Although he trailed opponent Cindy Wendle by more than 700 votes on election night, Beggs surged as elections officials continued to count ballots in the subsequent days. When the latest tally was posted on Thursday, he led by more than 500 votes and Wendle conceded.
Atop his to-do list is to organize the search process for a new council member to replace him through the end of his term, which was set to expire in 2021.
In the event of a vacancy, the City Council’s rules call for the remaining members to appoint a new member.
Although he won’t take on his new role until January 2020, Beggs hopes to launch that process as soon as the election results are certified, starting by publicizing a job description and the process for appointing a new council member. Any District 2 resident will be welcome to apply.
Under the council’s rules, each member can review applicants they favor. Those candidates will be reviewed by a council subcommittee, who will forward a list of finalists to the full City Council for public interviews.
The council can discuss the merits of each candidate in executive session, but must vote on the winner in public.
“My personal intent is to be the facilitator of that process and not be the champion of any one candidate,” Beggs said.
Beggs is no stranger to the appointment process.
In 2016, he earned the council’s appointment to represent District 2 after Councilman Jon Snyder resigned to accept a job in state government.
“The process was not hard, other than any time you put yourself out there in the public for a position, and someone gets to vote, that’s a vulnerable feeling,” Beggs said.
Beggs warned potential applicants that the time commitment of being a City Council member is serious.
“I think most people underestimate how much time and effort it takes to do the job. It can easily be a full-time job in terms of a 40-hour week or more, depending on the council member,” Beggs said.
His fellow District 2 representative, Lori Kinnear, agreed: this is no part-time job.
The appointee will not just attend regular council meetings, but share the burden of sitting on outside boards and commissions, participating in media briefings, meeting with constituents and more.
“People have no idea how time consuming this is, and if you think that you’re just going to come in and do a 20-hour-a-week gig, that’s not going to work. That means someone else is going to have to pick up the slack,” Kinnear said.
There is speculation abound that the council could appoint City Council President Ben Stuckart, who lost his bid for mayor to Nadine Woodward last week. Though he has hit the two-term limit in the president’s post, which is elected city-wide, Stuckart could avert the city’s two-term limit by taking on a different role as the representative of District 2.

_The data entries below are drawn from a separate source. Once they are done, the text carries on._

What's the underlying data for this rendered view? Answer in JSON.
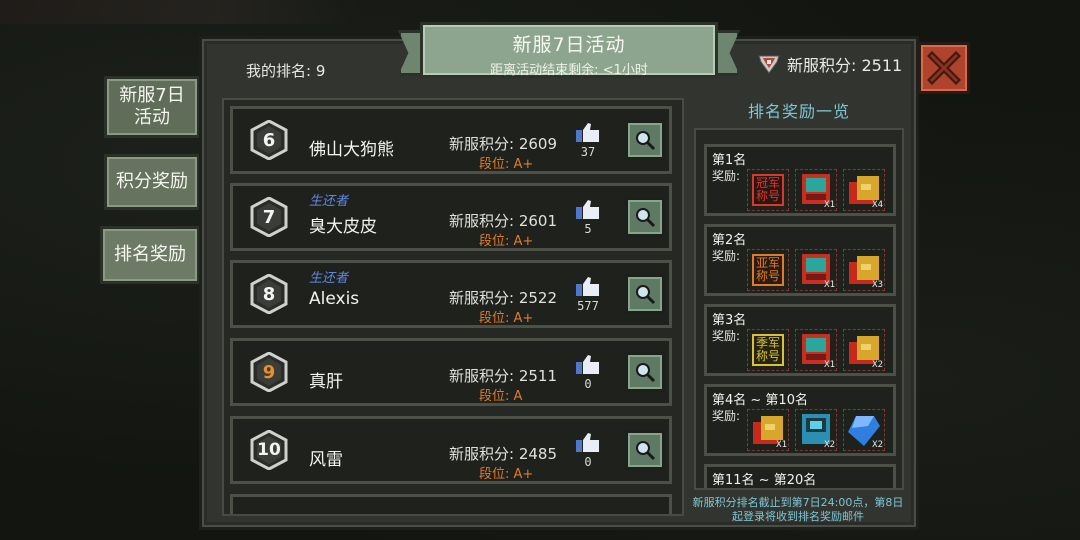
{
  "side_tabs": [
    {
      "label": "新服7日\n活动"
    },
    {
      "label": "积分奖励"
    },
    {
      "label": "排名奖励"
    }
  ],
  "header": {
    "title": "新服7日活动",
    "subtitle": "距离活动结束剩余: <1小时",
    "my_rank": "我的排名: 9",
    "server_points": "新服积分: 2511"
  },
  "ranking": [
    {
      "rank": "6",
      "name": "佛山大狗熊",
      "tag": "",
      "points": "新服积分: 2609",
      "tier": "段位: A+",
      "likes": "37"
    },
    {
      "rank": "7",
      "name": "臭大皮皮",
      "tag": "生还者",
      "points": "新服积分: 2601",
      "tier": "段位: A+",
      "likes": "5"
    },
    {
      "rank": "8",
      "name": "Alexis",
      "tag": "生还者",
      "points": "新服积分: 2522",
      "tier": "段位: A+",
      "likes": "577"
    },
    {
      "rank": "9",
      "name": "真肝",
      "tag": "",
      "points": "新服积分: 2511",
      "tier": "段位: A",
      "likes": "0"
    },
    {
      "rank": "10",
      "name": "风雷",
      "tag": "",
      "points": "新服积分: 2485",
      "tier": "段位: A+",
      "likes": "0"
    }
  ],
  "rewards": {
    "title": "排名奖励一览",
    "reward_label": "奖励:",
    "tiers": [
      {
        "title": "第1名",
        "items": [
          {
            "kind": "title",
            "text": "冠军\n称号",
            "color": "#d63a2c"
          },
          {
            "kind": "device",
            "mult": "X1"
          },
          {
            "kind": "chest",
            "mult": "X4"
          }
        ]
      },
      {
        "title": "第2名",
        "items": [
          {
            "kind": "title",
            "text": "亚军\n称号",
            "color": "#e07b2c"
          },
          {
            "kind": "device",
            "mult": "X1"
          },
          {
            "kind": "chest",
            "mult": "X3"
          }
        ]
      },
      {
        "title": "第3名",
        "items": [
          {
            "kind": "title",
            "text": "季军\n称号",
            "color": "#d8c23a"
          },
          {
            "kind": "device",
            "mult": "X1"
          },
          {
            "kind": "chest",
            "mult": "X2"
          }
        ]
      },
      {
        "title": "第4名 ~ 第10名",
        "items": [
          {
            "kind": "chest",
            "mult": "X1"
          },
          {
            "kind": "device-blue",
            "mult": "X2"
          },
          {
            "kind": "gem",
            "mult": "X2"
          }
        ]
      },
      {
        "title": "第11名 ~ 第20名",
        "items": []
      }
    ],
    "footnote": "新服积分排名截止到第7日24:00点，第8日起登录将收到排名奖励邮件"
  },
  "colors": {
    "accent_orange": "#e07b2c",
    "survivor_tag": "#5f86e0",
    "cyan_text": "#7fc6d6",
    "close_red": "#b0432c"
  }
}
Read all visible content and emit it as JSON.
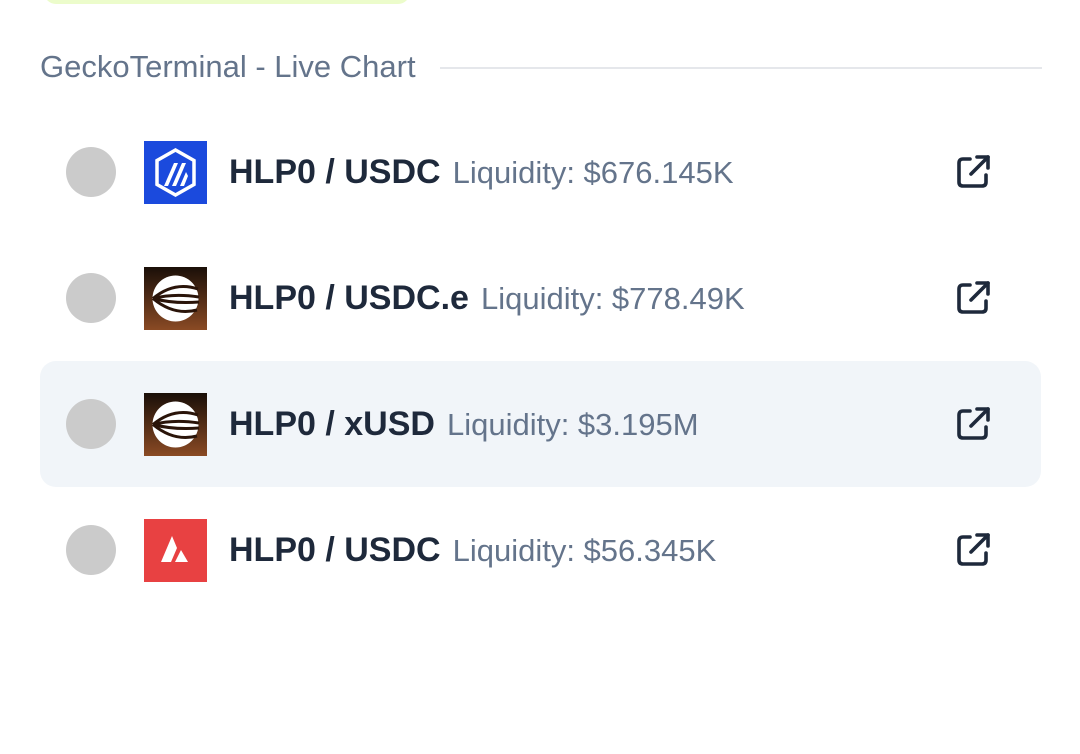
{
  "section": {
    "title": "GeckoTerminal - Live Chart"
  },
  "pools": [
    {
      "pair": "HLP0 / USDC",
      "liquidity": "Liquidity: $676.145K",
      "chain_icon": "arbitrum-icon",
      "chain_color": "#1b4add",
      "selected": false
    },
    {
      "pair": "HLP0 / USDC.e",
      "liquidity": "Liquidity: $778.49K",
      "chain_icon": "chain-logo-icon",
      "chain_color": "#6b3a1f",
      "selected": false
    },
    {
      "pair": "HLP0 / xUSD",
      "liquidity": "Liquidity: $3.195M",
      "chain_icon": "chain-logo-icon",
      "chain_color": "#6b3a1f",
      "selected": true
    },
    {
      "pair": "HLP0 / USDC",
      "liquidity": "Liquidity: $56.345K",
      "chain_icon": "avalanche-icon",
      "chain_color": "#e84142",
      "selected": false
    }
  ],
  "colors": {
    "text_primary": "#1e293b",
    "text_muted": "#64748b",
    "selected_row_bg": "#f1f5f9",
    "radio": "#cbcbcb"
  }
}
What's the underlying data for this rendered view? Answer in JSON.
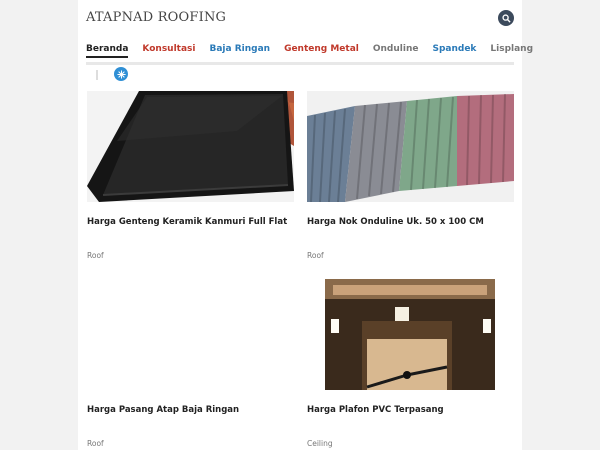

The City Charter specifically distinguishes the district representatives from the council president positions when describing term limits.
It’s unclear if Stuckart has any interest in the job. He did not respond to a request for comment on Friday.
Kinnear said the council has to consider every application but doubted Stuckart would have any interest in it.
“I can not imagine he would want that, honestly. I can’t imagine. It would be awkward, and I would imagine that he would want to move on. He’s been on the council for eight years, that’s a long time,” Kinnear said.
Beggs said he wouldn’t take positions for or against any candidate at this point.
“If he did apply and he became a finalist, I would give him due consideration, and it would be unfair to say whether I support or don’t support (him),” Beggs said.